Me acordé de unos versos de Blas de Otero, al que ya cité con otro motivo hace pocos días: «Porque escribir es viento fugitivo / y publicar, columna arrinconada»
Él insistía en la idea, atrapado por su sentimiento trágico de la vida: «Digo vivir, vivir, como si nada / hubiera de quedar de lo que escribo». (Se equivocaba, como estoy demostrando.)
Os voy a ser sincero: yo, que intento sustituir el sentimiento trágico de la vida por el sentimiento práctico de la vida –con desiguales resultados–, me pregunté si no sería cosa de aprovecharme de esa especie de penosa impasibilidad de la Historia actual para dedicarme a reciclar con disimulo y discreción lo mucho que llevo escrito desde años ha y volver a ponerlo en circulación, más o menos remozado. Por el aquel de rentabilizarlo. «Con lo que cuesta generar ideas, tampoco es cosa de malbaratarlas, ¿no?», pensé.

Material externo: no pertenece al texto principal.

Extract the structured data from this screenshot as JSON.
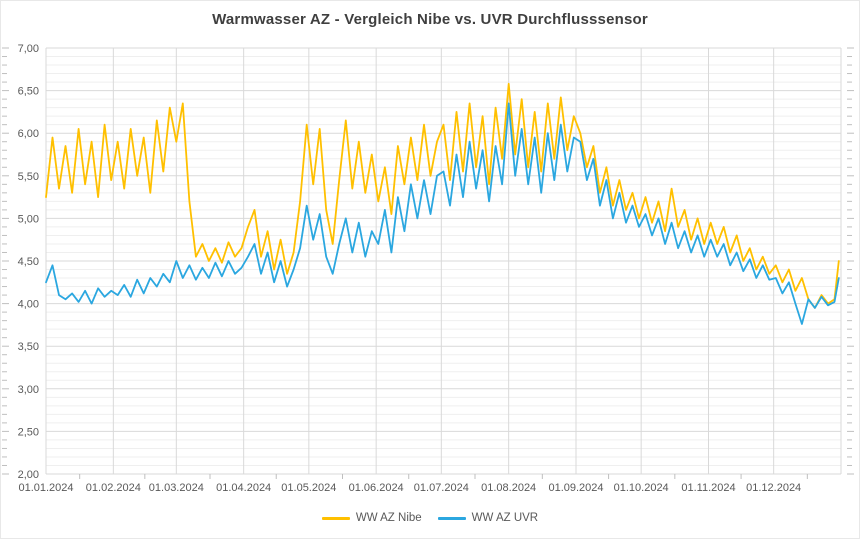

Me sucede con cierta frecuencia que temo repetirme. O me repito, sin darme cuenta. Tiene su lógica, si se considera que debo de llevar escritas cerca de 4.000 columnas. A veces no recuerdo qué parte de lo pensado en uno u otro momento lo puse por escrito o lo dejé estar. De modo que me dije: «Pues, si tú no te acuerdas, la gran mayoría tampoco. Si la Historia se repite, ¿por qué no habrías de hacerlo tú?»
Pero, una vez que me gasté a mí mismo esa broma, no me hizo gracia.